Jember dikenal sebagai salah satu daerah perkebunan terbesar di Jawa Timur. Dengan hamparan luas perkebunan kopi, tembakau, hingga kakao, daerah ini menjadi penggerak ekonomi lokal yang cukup signifikan. Namun, di balik keberhasilan tersebut, ada satu sisi gelap yang jarang disorot: upah tenaga kerja lepas yang jauh dari kata layak.
Banyak tenaga lepas di perkebunan Jember hanya mendapatkan upah Rp1 juta hingga Rp1,5 juta per bulan—jauh di bawah Upah Minimum Regional (UMR) Jember yang diperkirakan mencapai Rp2,5 juta pada tahun ini. Mirisnya, masalah ini seakan menjadi rahasia umum yang dibiarkan begitu saja.
Mengapa Upah Tenaga Lepas Begitu Rendah?
Ada beberapa alasan mengapa upah tenaga lepas di sektor perkebunan tetap rendah, meskipun kontribusi sektor ini terhadap perekonomian cukup besar:
1. Status Ketenagakerjaan yang Tidak Dilindungi
Sebagai tenaga lepas, para pekerja ini tidak memiliki kontrak kerja yang jelas. Mereka tidak masuk dalam perlindungan regulasi ketenagakerjaan, sehingga tidak ada kewajiban hukum bagi pemilik perkebunan untuk membayar upah sesuai UMR.
2. Tekanan Biaya Produksi
Pemilik perkebunan sering kali menghadapi fluktuasi harga komoditas yang tidak stabil. Untuk menjaga keuntungan, mereka menekan biaya produksi, termasuk dengan membayar tenaga kerja di bawah standar.
3. Minimnya Pengawasan
Sayangnya, pengawasan terhadap pelaksanaan aturan ketenagakerjaan di sektor perkebunan masih lemah. Akibatnya, praktik-praktik ini terus berlangsung tanpa ada konsekuensi hukum.
Dampak Buruk dari Upah Rendah
Upah yang tidak layak jelas berdampak besar pada kehidupan tenaga kerja lepas. Mereka kesulitan memenuhi kebutuhan dasar seperti makan, pendidikan, dan kesehatan. Tidak hanya itu, daya beli masyarakat lokal juga tertekan, sehingga memengaruhi pertumbuhan ekonomi di daerah perkebunan secara keseluruhan.
Masalah ini menciptakan lingkaran setan: tenaga kerja tetap miskin, produktivitas menurun, dan ekonomi lokal tidak berkembang.
Apa Solusinya?
Masalah ini sebenarnya bisa diatasi jika semua pihak mau bekerja sama. Beberapa langkah yang bisa diambil antara lain:
1. Meningkatkan Pengawasan Pemerintah
Pemerintah daerah perlu lebih tegas dalam memastikan semua tenaga kerja, termasuk tenaga lepas, mendapatkan upah layak. Perlu ada pengawasan rutin ke perkebunan-perkebunan dan sanksi bagi pelaku usaha yang melanggar aturan.

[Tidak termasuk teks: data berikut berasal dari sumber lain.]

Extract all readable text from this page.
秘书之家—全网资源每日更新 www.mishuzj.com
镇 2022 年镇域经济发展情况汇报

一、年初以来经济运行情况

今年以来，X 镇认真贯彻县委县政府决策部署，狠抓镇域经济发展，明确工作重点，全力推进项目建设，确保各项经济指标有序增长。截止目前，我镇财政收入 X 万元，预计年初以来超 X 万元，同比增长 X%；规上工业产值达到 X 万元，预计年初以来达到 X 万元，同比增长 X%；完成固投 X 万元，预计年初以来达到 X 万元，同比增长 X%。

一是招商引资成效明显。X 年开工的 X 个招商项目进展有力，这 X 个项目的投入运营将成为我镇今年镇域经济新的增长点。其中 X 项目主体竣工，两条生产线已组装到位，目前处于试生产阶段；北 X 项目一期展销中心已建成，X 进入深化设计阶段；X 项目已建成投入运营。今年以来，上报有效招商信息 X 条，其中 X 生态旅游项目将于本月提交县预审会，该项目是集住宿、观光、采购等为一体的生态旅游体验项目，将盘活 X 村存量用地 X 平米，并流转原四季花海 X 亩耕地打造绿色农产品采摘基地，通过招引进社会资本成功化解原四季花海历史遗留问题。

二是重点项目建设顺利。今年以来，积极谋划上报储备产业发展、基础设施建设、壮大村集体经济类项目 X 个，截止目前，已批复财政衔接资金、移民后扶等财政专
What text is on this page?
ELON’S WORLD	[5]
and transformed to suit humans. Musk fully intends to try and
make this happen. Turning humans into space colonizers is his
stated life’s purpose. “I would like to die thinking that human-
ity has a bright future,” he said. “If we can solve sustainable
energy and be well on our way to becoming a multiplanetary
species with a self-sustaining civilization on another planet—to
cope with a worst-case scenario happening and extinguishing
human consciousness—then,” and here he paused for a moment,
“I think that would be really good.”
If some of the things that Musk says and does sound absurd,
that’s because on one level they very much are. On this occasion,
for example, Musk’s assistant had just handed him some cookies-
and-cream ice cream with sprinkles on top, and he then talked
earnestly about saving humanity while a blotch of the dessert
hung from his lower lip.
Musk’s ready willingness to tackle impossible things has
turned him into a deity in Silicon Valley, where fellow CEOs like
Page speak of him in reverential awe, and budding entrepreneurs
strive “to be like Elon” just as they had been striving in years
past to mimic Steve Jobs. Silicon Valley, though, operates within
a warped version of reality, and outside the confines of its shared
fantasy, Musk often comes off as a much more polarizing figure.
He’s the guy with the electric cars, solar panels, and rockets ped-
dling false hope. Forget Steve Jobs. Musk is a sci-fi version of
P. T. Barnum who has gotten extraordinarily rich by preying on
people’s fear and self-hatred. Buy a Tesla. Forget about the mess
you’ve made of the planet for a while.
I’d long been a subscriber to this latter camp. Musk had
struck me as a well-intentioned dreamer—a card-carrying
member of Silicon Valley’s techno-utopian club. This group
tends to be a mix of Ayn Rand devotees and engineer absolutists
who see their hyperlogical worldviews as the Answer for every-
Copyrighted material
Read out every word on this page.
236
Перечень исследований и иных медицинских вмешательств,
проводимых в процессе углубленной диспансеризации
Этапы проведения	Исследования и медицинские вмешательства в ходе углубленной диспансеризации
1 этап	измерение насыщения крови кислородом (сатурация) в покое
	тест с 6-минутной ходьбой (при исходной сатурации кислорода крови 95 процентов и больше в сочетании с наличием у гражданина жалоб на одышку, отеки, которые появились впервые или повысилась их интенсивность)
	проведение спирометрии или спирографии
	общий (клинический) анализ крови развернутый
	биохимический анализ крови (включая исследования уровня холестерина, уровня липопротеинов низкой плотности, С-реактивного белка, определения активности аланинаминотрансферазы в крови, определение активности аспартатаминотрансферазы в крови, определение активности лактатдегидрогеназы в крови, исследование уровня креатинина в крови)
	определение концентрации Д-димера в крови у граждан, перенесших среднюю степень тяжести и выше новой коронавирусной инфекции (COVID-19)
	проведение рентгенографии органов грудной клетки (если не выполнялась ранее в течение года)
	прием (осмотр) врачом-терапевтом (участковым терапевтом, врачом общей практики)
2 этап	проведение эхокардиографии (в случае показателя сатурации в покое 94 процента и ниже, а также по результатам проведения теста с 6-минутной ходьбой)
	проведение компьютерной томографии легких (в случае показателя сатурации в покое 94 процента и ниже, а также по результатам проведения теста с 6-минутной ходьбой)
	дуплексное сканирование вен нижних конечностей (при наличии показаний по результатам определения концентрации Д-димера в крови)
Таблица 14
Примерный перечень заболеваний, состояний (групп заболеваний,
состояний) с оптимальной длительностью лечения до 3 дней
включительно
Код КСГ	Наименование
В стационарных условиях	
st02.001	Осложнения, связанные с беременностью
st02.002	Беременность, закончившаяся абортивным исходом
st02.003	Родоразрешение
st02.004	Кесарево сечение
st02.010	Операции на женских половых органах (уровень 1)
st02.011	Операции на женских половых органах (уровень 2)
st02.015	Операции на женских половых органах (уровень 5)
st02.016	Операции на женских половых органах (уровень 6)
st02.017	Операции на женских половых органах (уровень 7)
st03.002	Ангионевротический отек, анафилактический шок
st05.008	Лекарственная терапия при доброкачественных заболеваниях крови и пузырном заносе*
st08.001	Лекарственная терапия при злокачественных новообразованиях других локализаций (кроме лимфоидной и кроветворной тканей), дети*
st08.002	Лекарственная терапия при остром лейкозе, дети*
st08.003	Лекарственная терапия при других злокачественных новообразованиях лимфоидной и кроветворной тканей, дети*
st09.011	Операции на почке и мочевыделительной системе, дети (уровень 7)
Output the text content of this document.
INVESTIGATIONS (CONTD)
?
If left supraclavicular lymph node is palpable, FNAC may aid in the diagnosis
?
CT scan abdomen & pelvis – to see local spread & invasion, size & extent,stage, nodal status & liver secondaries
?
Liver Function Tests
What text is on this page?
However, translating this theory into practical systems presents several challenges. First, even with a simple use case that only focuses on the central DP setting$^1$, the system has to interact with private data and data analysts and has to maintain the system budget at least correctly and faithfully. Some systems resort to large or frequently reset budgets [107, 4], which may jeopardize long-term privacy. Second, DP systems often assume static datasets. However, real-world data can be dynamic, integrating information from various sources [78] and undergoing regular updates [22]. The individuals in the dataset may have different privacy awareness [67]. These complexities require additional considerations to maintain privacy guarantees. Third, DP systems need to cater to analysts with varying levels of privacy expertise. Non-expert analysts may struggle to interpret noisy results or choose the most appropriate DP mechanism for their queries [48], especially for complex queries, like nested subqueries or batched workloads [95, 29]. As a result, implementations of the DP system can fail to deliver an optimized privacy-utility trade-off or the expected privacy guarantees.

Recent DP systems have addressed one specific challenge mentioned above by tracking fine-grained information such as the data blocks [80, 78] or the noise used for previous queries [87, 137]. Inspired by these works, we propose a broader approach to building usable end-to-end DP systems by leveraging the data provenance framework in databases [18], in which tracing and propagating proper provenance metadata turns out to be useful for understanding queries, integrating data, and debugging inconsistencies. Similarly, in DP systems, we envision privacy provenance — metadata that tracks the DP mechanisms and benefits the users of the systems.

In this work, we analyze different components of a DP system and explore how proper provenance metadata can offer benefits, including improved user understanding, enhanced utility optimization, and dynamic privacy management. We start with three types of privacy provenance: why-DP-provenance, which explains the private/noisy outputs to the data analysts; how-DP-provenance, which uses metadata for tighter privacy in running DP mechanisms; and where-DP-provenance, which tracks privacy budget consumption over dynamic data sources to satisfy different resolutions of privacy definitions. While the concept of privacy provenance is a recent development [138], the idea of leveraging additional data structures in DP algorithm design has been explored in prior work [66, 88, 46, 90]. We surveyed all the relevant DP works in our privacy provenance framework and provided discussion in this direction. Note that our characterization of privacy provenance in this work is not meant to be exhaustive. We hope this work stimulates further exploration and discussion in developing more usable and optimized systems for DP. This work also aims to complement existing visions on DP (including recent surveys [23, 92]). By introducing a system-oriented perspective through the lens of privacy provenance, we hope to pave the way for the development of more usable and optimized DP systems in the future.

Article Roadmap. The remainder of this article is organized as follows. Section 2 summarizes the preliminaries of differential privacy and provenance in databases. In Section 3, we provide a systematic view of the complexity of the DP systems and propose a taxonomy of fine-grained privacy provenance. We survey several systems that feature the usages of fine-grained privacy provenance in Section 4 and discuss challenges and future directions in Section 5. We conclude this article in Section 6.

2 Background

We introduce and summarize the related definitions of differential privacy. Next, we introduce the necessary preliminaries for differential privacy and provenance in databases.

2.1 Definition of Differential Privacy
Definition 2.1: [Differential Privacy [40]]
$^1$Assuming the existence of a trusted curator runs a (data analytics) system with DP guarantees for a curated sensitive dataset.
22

2. Peningkatan Nilai Tambah Produk Perkebunan
Pemilik usaha harus didorong untuk meningkatkan efisiensi dan nilai tambah produk mereka. Misalnya, daripada hanya menjual hasil panen mentah, mereka bisa mengolahnya menjadi produk jadi dengan harga jual lebih tinggi.
3. Pemberdayaan Koperasi dan Komunitas Lokal
Koperasi berbasis perkebunan bisa menjadi solusi alternatif untuk menciptakan pekerjaan yang lebih layak. Dengan keterlibatan koperasi, petani dan pekerja lepas bisa mendapatkan akses ke pendanaan dan peluang usaha yang lebih baik.
4. Pendidikan dan Pelatihan Tenaga Kerja
Memberikan pelatihan kepada tenaga kerja tentang keterampilan baru, seperti pengolahan hasil perkebunan, bisa membantu mereka mendapatkan pekerjaan yang lebih baik atau bahkan memulai usaha sendiri.
Perubahan Dimulai dari Kita Semua
Masalah upah tenaga lepas di sektor perkebunan adalah tantangan besar, tetapi bukan tidak mungkin untuk diatasi. Kita perlu bekerja sama—pemerintah, pelaku usaha, dan masyarakat—untuk menciptakan lingkungan kerja yang lebih adil. Dengan begitu, sektor perkebunan tidak hanya menjadi penyumbang ekonomi, tetapi juga kesejahteraan bagi masyarakat yang bekerja di dalamnya.
Karena, bukankah sudah saatnya mereka yang bekerja keras di bawah terik matahari mendapatkan upah yang sepadan?